I'll check the first few observations from the 2018 data (transposed with columns on the vertical axis) to make sure everything looks right.

In [23]:
daily_2018.head().T

Unnamed: 0,0,1,2,3,4
Date,2018-03-29,2018-03-29,2018-03-29,2018-03-29,2018-03-29
Name,Ozzie Albies,Maikel Franco,Evan Gattis,Yoan Moncada,Peter Bourjos
Tm,ATL,PHI,HOU,CHW,ATL
G,1,1,1,1,1
PA,5,4,4,6,0
AB,5,2,3,6,0
H,1,0,0,1,0
1B,0,0,0,0,0
2B,0,0,0,1,0
3B,0,0,0,0,0


Looks good, moving on.

---
## Exporting

Some of the feature engineering that I will conduct in the next notebook will be more effective if I apply it to the individual season datasets separately instead of applying it to the seasons as a single comprehensive dataset. For that reason I can now write new CSV files from the the individual season DataFrames.

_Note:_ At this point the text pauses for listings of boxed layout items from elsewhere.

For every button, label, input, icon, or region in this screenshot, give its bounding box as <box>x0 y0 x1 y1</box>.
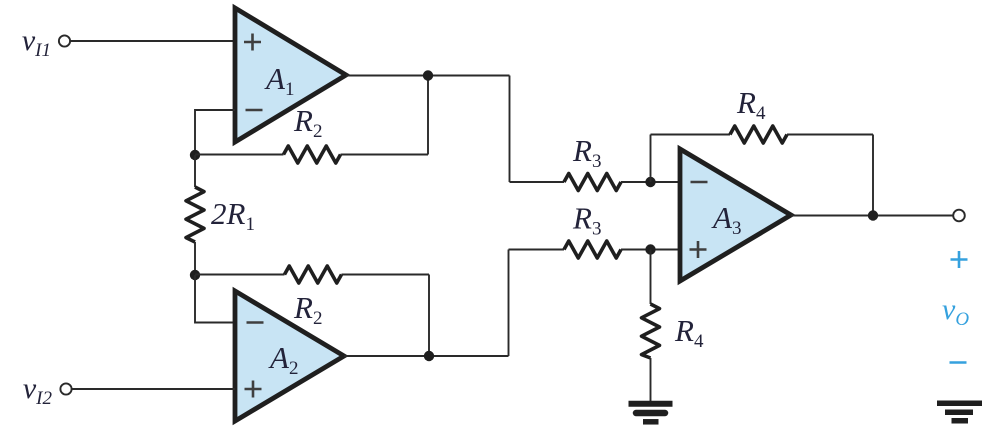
wire A2 minus input <box>195 275 235 323</box>
resistor R4 feedback <box>651 85 874 216</box>
resistor R4 to ground <box>642 250 704 403</box>
resistor R3 top <box>510 133 681 191</box>
node junction A3 output <box>868 210 878 220</box>
resistor R2 top <box>195 76 428 164</box>
terminal vI1 <box>59 35 70 46</box>
label + output polarity <box>951 251 968 268</box>
wire A3 output <box>791 215 953 217</box>
node junction A1 output <box>423 70 433 80</box>
node junction A2 output <box>424 351 434 361</box>
op-amp A2 <box>235 291 344 421</box>
node junction A3 minus <box>645 177 655 187</box>
resistor 2R1 <box>186 155 255 275</box>
wire vI1 to A1 + input <box>71 40 236 42</box>
label - output polarity <box>950 361 967 364</box>
ground right <box>937 403 982 421</box>
wire A2 output <box>344 250 509 357</box>
resistor R3 bottom <box>509 201 681 259</box>
node junction top-left <box>190 150 200 160</box>
node junction bottom-left <box>190 270 200 280</box>
wire vI2 to A2 + input <box>72 388 235 390</box>
op-amp A1 <box>235 8 346 142</box>
op-amp A3 <box>680 149 791 281</box>
terminal vO <box>953 210 965 222</box>
terminal vI2 <box>60 383 71 394</box>
wire A1 output <box>346 76 510 183</box>
ground middle <box>629 404 673 422</box>
node junction A3 plus <box>645 244 655 254</box>
resistor R2 bottom <box>195 266 429 356</box>
wire A1 minus input <box>195 110 235 155</box>
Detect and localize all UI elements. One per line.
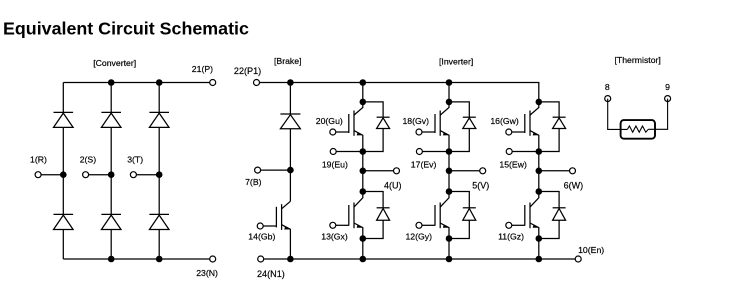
- terminal 10(En): [575, 256, 581, 262]
- wire emitter 15(Ew): [509, 151, 539, 153]
- transistor 20(Gu) body bar: [353, 111, 355, 136]
- diode D5 bottom: [101, 214, 121, 229]
- junction 7(B) node: [287, 167, 294, 174]
- svg-text:6(W): 6(W): [564, 180, 584, 190]
- svg-text:4(U): 4(U): [384, 180, 402, 190]
- transistor 12(Gy) gate bar: [434, 205, 436, 226]
- transistor 18(Gv) emitter: [440, 131, 449, 152]
- transistor 18(Gv) body bar: [439, 111, 441, 136]
- svg-text:[Inverter]: [Inverter]: [439, 56, 473, 66]
- svg-text:Equivalent Circuit Schematic: Equivalent Circuit Schematic: [3, 18, 249, 38]
- wire emitter 17(Ev): [419, 151, 449, 153]
- svg-text:[Brake]: [Brake]: [274, 56, 302, 66]
- wire P1 rail: [257, 83, 539, 102]
- junction split lower U: [360, 188, 367, 195]
- label 10(En): [578, 245, 604, 255]
- svg-text:5(V): 5(V): [472, 180, 489, 190]
- wire converter leg 3 upper: [158, 83, 160, 113]
- diode D2 top: [101, 112, 121, 127]
- junction node 3(T): [156, 171, 163, 178]
- wire converter P rail: [63, 82, 212, 84]
- wire input 3(T): [133, 174, 159, 176]
- svg-text:15(Ew): 15(Ew): [499, 160, 527, 170]
- wire leg W to N rail: [538, 239, 540, 260]
- label 20(Gu): [316, 116, 343, 126]
- label 21(P): [192, 64, 213, 74]
- wire thermistor left: [608, 99, 628, 130]
- diode D1 top: [54, 112, 74, 127]
- terminal 8: [605, 96, 611, 102]
- svg-text:14(Gb): 14(Gb): [248, 232, 275, 242]
- wire converter leg 3 lower: [158, 230, 160, 260]
- svg-text:3(T): 3(T): [127, 155, 143, 165]
- svg-text:9: 9: [665, 82, 670, 92]
- svg-text:8: 8: [605, 82, 610, 92]
- wire emitter 19(Eu): [333, 151, 363, 153]
- wire leg U from rail: [362, 83, 364, 102]
- label 1(R): [30, 155, 47, 165]
- junction node 2(S): [108, 171, 115, 178]
- svg-text:11(Gz): 11(Gz): [498, 232, 524, 242]
- transistor 13(Gx) collector: [354, 192, 363, 208]
- transistor 13(Gx) gate wire: [336, 224, 349, 226]
- diode D3 top: [149, 112, 169, 127]
- junction bottom rail leg2: [108, 256, 115, 263]
- wire thermistor right: [648, 99, 667, 130]
- label 12(Gy): [405, 232, 432, 242]
- terminal 7(B): [255, 167, 261, 173]
- diode freewheel upper W: [539, 102, 566, 152]
- terminal 6(W): [570, 168, 576, 174]
- transistor 11(Gz) collector: [530, 192, 539, 208]
- label 13(Gx): [321, 232, 348, 242]
- diode freewheel lower V: [449, 192, 476, 239]
- wire leg V output-split: [448, 171, 450, 192]
- svg-text:16(Gw): 16(Gw): [490, 116, 519, 126]
- terminal gate 11(Gz): [506, 222, 512, 228]
- junction output V: [446, 168, 453, 175]
- diode freewheel lower U: [363, 192, 390, 239]
- svg-text:19(Eu): 19(Eu): [322, 160, 348, 170]
- wire converter leg 3 middle: [158, 127, 160, 214]
- terminal 21(P): [210, 80, 216, 86]
- transistor 20(Gu) gate wire: [336, 131, 349, 133]
- label 6(W): [564, 180, 584, 190]
- junction split upper V: [446, 99, 453, 106]
- terminal 17(Ev): [416, 149, 422, 155]
- label 5(V): [472, 180, 489, 190]
- label 4(U): [384, 180, 402, 190]
- svg-text:18(Gv): 18(Gv): [402, 116, 429, 126]
- terminal gate 18(Gv): [416, 129, 422, 135]
- terminal 9: [665, 96, 671, 102]
- terminal 1(R): [35, 172, 41, 178]
- wire leg U to N rail: [362, 239, 364, 260]
- diode D4 bottom: [54, 214, 74, 229]
- wire brake leg upper: [289, 83, 291, 115]
- svg-text:24(N1): 24(N1): [257, 269, 285, 279]
- wire converter leg 1 middle: [62, 127, 64, 214]
- transistor 13(Gx) emitter: [354, 223, 363, 239]
- label 23(N): [196, 268, 218, 278]
- transistor 11(Gz) gate bar: [524, 205, 526, 226]
- label 19(Eu): [322, 160, 348, 170]
- junction top rail phase U: [360, 79, 367, 86]
- svg-text:[Converter]: [Converter]: [93, 58, 136, 68]
- terminal 4(U): [394, 168, 400, 174]
- transistor 18(Gv) gate bar: [434, 114, 436, 133]
- transistor 14(Gb) gate wire: [263, 225, 276, 227]
- thermistor body: [621, 120, 655, 139]
- label 15(Ew): [499, 160, 527, 170]
- label 9: [665, 82, 670, 92]
- label 16(Gw): [490, 116, 519, 126]
- transistor 14(Gb) body bar: [281, 204, 283, 230]
- junction bottom rail U: [360, 256, 367, 263]
- svg-text:1(R): 1(R): [30, 155, 47, 165]
- transistor 12(Gy) gate wire: [422, 224, 435, 226]
- svg-text:2(S): 2(S): [80, 155, 97, 165]
- label 22(P1): [234, 66, 261, 76]
- terminal 15(Ew): [506, 149, 512, 155]
- wire input 1(R): [38, 174, 63, 176]
- transistor 18(Gv) gate wire: [422, 131, 435, 133]
- terminal 2(S): [83, 172, 89, 178]
- wire input 2(S): [86, 174, 112, 176]
- svg-text:17(Ev): 17(Ev): [411, 160, 437, 170]
- terminal gate 20(Gu): [330, 129, 336, 135]
- transistor 16(Gw) gate bar: [524, 114, 526, 133]
- wire converter leg 1 lower: [62, 230, 64, 260]
- transistor 18(Gv) collector: [440, 102, 449, 115]
- label 17(Ev): [411, 160, 437, 170]
- junction split upper U: [360, 99, 367, 106]
- transistor 16(Gw) collector: [530, 102, 539, 115]
- svg-text:[Thermistor]: [Thermistor]: [615, 55, 661, 65]
- wire output 4(U): [363, 170, 397, 172]
- junction output U: [360, 168, 367, 175]
- terminal 5(V): [480, 168, 486, 174]
- junction output W: [536, 168, 543, 175]
- transistor 11(Gz) emitter: [530, 223, 539, 239]
- transistor 13(Gx) body bar: [353, 203, 355, 229]
- transistor 11(Gz) body bar: [529, 203, 531, 229]
- title: [3, 18, 249, 38]
- transistor 20(Gu) gate bar: [348, 114, 350, 133]
- label 3(T): [127, 155, 143, 165]
- label 11(Gz): [498, 232, 524, 242]
- junction emitter W lower: [536, 235, 543, 242]
- wire converter N rail: [63, 258, 212, 260]
- transistor 20(Gu) emitter: [354, 131, 363, 152]
- terminal 19(Eu): [330, 149, 336, 155]
- transistor 16(Gw) emitter: [530, 131, 539, 152]
- transistor 14(Gb) emitter: [282, 225, 291, 259]
- wire leg W emitter-output: [538, 152, 540, 171]
- wire 7(B): [258, 169, 291, 171]
- terminal gate 14(Gb): [257, 223, 263, 229]
- wire leg V from rail: [448, 83, 450, 102]
- junction bottom rail W: [536, 256, 543, 263]
- junction emitter V upper: [446, 148, 453, 155]
- transistor 14(Gb) collector: [282, 201, 291, 209]
- transistor 11(Gz) gate wire: [512, 224, 525, 226]
- junction bottom rail leg3: [156, 256, 163, 263]
- junction emitter U lower: [360, 235, 367, 242]
- junction brake bottom: [287, 256, 294, 263]
- label [Converter]: [93, 58, 136, 68]
- transistor 12(Gy) body bar: [439, 203, 441, 229]
- svg-text:20(Gu): 20(Gu): [316, 116, 343, 126]
- junction top rail phase V: [446, 79, 453, 86]
- transistor 12(Gy) collector: [440, 192, 449, 208]
- label 24(N1): [257, 269, 285, 279]
- junction brake top: [287, 79, 294, 86]
- svg-text:7(B): 7(B): [245, 177, 262, 187]
- svg-text:23(N): 23(N): [196, 268, 218, 278]
- wire brake leg middle: [289, 129, 291, 202]
- terminal gate 16(Gw): [506, 129, 512, 135]
- label 2(S): [80, 155, 97, 165]
- wire leg W output-split: [538, 171, 540, 192]
- wire leg U emitter-output: [362, 152, 364, 171]
- terminal gate 13(Gx): [330, 222, 336, 228]
- terminal gate 12(Gy): [416, 222, 422, 228]
- transistor 13(Gx) gate bar: [348, 205, 350, 226]
- junction split lower W: [536, 188, 543, 195]
- terminal 24(N1): [258, 256, 264, 262]
- wire converter leg 2 middle: [110, 127, 112, 214]
- svg-text:12(Gy): 12(Gy): [405, 232, 432, 242]
- transistor 12(Gy) emitter: [440, 223, 449, 239]
- wire converter leg 1 upper: [62, 83, 64, 113]
- junction emitter W upper: [536, 148, 543, 155]
- junction node 1(R): [60, 171, 67, 178]
- junction emitter U upper: [360, 148, 367, 155]
- diode freewheel upper V: [449, 102, 476, 152]
- thermistor element: [627, 126, 648, 132]
- wire converter leg 2 upper: [110, 83, 112, 113]
- wire output 6(W): [539, 170, 573, 172]
- diode freewheel upper U: [363, 102, 390, 152]
- junction top rail leg3: [156, 79, 163, 86]
- junction bottom rail V: [446, 256, 453, 263]
- wire converter leg 2 lower: [110, 230, 112, 260]
- terminal 22(P1): [254, 80, 260, 86]
- label [Brake]: [274, 56, 302, 66]
- svg-text:10(En): 10(En): [578, 245, 604, 255]
- transistor 16(Gw) body bar: [529, 111, 531, 136]
- label 14(Gb): [248, 232, 275, 242]
- svg-text:13(Gx): 13(Gx): [321, 232, 348, 242]
- brake diode: [280, 114, 300, 129]
- junction split upper W: [536, 99, 543, 106]
- label [Thermistor]: [615, 55, 661, 65]
- svg-text:22(P1): 22(P1): [234, 66, 261, 76]
- label 18(Gv): [402, 116, 429, 126]
- wire leg V to N rail: [448, 239, 450, 260]
- transistor 16(Gw) gate wire: [512, 131, 525, 133]
- transistor 20(Gu) collector: [354, 102, 363, 115]
- junction split lower V: [446, 188, 453, 195]
- wire N1 rail: [261, 258, 579, 260]
- junction emitter V lower: [446, 235, 453, 242]
- wire output 5(V): [449, 170, 483, 172]
- terminal 23(N): [210, 256, 216, 262]
- wire leg V emitter-output: [448, 152, 450, 171]
- transistor 14(Gb) gate bar: [275, 207, 277, 228]
- label 8: [605, 82, 610, 92]
- label [Inverter]: [439, 56, 473, 66]
- diode freewheel lower W: [539, 192, 566, 239]
- label 7(B): [245, 177, 262, 187]
- wire leg U output-split: [362, 171, 364, 192]
- svg-text:21(P): 21(P): [192, 64, 213, 74]
- junction top rail leg2: [108, 79, 115, 86]
- terminal 3(T): [130, 172, 136, 178]
- diode D6 bottom: [149, 214, 169, 229]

_The following code block is commented out to protect against accidental overwrites. Simply uncomment the code if you would like to replicate the results for yourself._

In [11]:
# daily_2016.to_csv('../data/batters_2016_daily_master.csv',
#                   index=False)
# daily_2017.to_csv('../data/batters_2017_daily_master.csv',
#                   index=False)
# daily_2018.to_csv('../data/batters_2018_daily_master.csv',
#                   index=False)
# daily_2019.to_csv('../data/batters_2019_daily_master.csv',
#                   index=False)

---
### Conclusion
All of the project's raw data is now in a more manageable format for some initial EDA and pre-processing, which will take place in the next notebook.